Kahn is an exponent of the most hard, DNA from a medium such as Times. But the diary he came to years ago has become something else. His millionaire audiences cannot be understood without his offer of hobbies -the purchase in January of the fashionable game, Wordle, was a master move-, leisure (the sports portal The Athletic); their cooking recipes, with a legion of followers, or, among the new informative bets, podcasts, documentaries and multimedia specials. In an internal evaluation in 2014, the Times he admitted that he was falling behind in the battle on the Internet, with 966,000 subscribers. Today that venerable institution, with 171 years of history, reaches ten million.
against populism
Kahn rises to the top of world journalism amid the gale of polarization, old and new populism and resentments that dig the trench of cultural wars or raise the threat of cancellation: phenomena that have taken place in the US its test bed, with Donald Trump as the standard bearer of national tension. “We don’t know where the political spirit will evolve over time,” he said in a recent interview. “An institution seething with internal conflict over whether it has evolved enough, or too much, from its historic approach to journalism, [es la institución que debe] record the erosion of American democracy without inadvertently promoting it.” Ensuring public trust “at a time of polarization and partisanship” is one of his priorities.

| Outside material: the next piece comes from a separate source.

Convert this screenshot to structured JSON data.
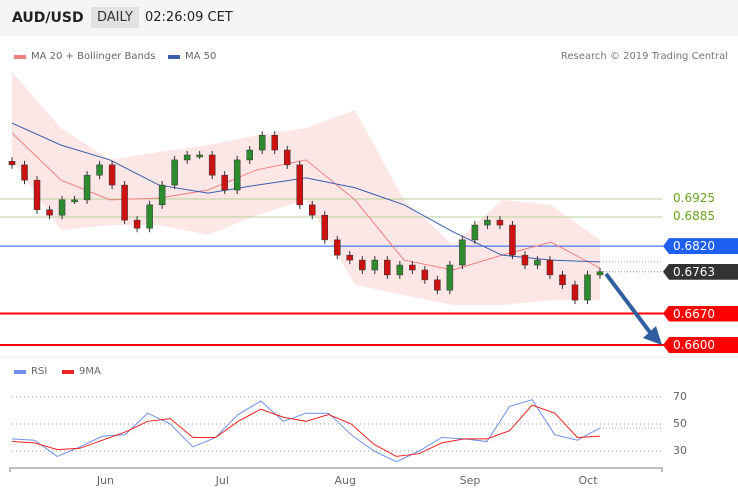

Music lover -it is usual to see him in the premieres of the opera-, amateur oenologist, poker player of those who keep their cards, Kahn convinces in short distances, say those who know him. In the description that the American media offer of him these days, he does not appear, unlike his predecessor, as the king of the dance, but as that man of the house, so disciplined and so devoted to the mission of the Times which turns out to be the safest option in stormy times.
The man who has helped prop up the digital conversion of the newspaper recently agreed to pose, with an unfolded copy of the paper beside him, in a photo shoot for the magazine nyc, nail highly commented images in the cenacles of the Big Apple by the seductive gesture of Kahn. Above him, one thing was clear: the Gray Lady she’s still photogenic, sexy even. On paper and in any format.